The contribution of AV anastomoses to the onset or continuation of TTTS is less clear. In contrast to AA and VV anastomoses, AV anastomoses are deep and obligatorily unidirectional. In the absence of compensating AA anastomoses, AV imbalance directed from donor to recipient strongly correlates with the development of TTTS. , This specific combination of absent AA anastomoses and severe AV imbalance is virtually diagnostic of TTTS but is seen in only a small minority of TTTS placentas (14%). The role of AV anastomoses in the vast remainder of monochorionic gestations is incompletely understood. TTTS has been described even in the absence of identifiable AV anastomoses. , , It has been speculated that in such cases an AA anastomosis may have been converted into a functional AV anastomosis; for instance, by arterial stenosis.

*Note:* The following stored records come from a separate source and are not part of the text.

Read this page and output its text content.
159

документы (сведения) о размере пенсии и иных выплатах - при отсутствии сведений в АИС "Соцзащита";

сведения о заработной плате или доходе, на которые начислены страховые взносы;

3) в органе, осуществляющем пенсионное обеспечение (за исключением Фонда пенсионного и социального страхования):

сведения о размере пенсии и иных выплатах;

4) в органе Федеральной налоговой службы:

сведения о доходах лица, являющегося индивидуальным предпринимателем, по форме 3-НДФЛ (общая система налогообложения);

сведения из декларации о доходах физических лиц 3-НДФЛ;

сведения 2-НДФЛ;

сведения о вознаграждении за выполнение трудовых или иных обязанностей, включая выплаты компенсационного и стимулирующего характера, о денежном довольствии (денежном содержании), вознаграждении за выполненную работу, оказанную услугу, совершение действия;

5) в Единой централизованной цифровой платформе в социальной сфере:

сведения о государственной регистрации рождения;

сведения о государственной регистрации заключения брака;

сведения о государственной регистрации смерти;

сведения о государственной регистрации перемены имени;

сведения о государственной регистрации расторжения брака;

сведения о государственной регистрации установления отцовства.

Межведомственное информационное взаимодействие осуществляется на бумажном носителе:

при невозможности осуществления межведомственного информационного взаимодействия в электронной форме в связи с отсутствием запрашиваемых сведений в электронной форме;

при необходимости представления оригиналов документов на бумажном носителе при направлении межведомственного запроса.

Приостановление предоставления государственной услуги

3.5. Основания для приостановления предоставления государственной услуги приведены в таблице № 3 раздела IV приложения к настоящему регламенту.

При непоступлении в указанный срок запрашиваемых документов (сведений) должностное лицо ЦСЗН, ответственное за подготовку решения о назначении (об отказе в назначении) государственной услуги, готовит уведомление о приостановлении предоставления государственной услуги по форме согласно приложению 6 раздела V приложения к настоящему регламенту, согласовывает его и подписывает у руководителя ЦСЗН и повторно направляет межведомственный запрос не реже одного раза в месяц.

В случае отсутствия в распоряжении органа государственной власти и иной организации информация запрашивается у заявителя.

In addition to choriovascular features, both peripheral cord insertion and uneven placental sharing have been linked to an increased risk for TTTS development in monochorionic gestations. The reported frequency of peripheral (marginal or velamentous) cord insertion of at least one twin is significantly higher in TTTS gestations than in non-TTTS gestations (approximately 50% versus approximately 30%). When cord insertion is discordant, it is virtually always the donor twin that has a peripheral cord insertion. , , Markedly uneven placental sharing, traditionally defined as greater than 25% intertwin difference in distribution of placental choriovascular territory, is seen in approximately 50% of TTTS gestations versus 25% of non-TTTS gestations ; the donor twin almost always has the smaller share.

Diagnosis, clinical characteristics, management, and outcome are described in Chapter 37 .

Twin Anemia-Polycythemia Sequence

Definition

TAPS is a recently described form of chronic twin-to-twin transfusion in monochorionic pregnancies, characterized by the presence of a large intertwin difference in hemoglobin and reticulocyte levels in the absence of oligohydramnios and polyhydramnios. , TAPS may occur spontaneously (spontaneous TAPS; estimated incidence 3% to 6% of monochorionic twin pregnancies) or iatrogenically following laser treatment for TTTS (postlaser TAPS). In contrast to TTTS, which involves a severe discordance in amniotic fluid, TAPS is characterized by a severe discordance in hemoglobin levels.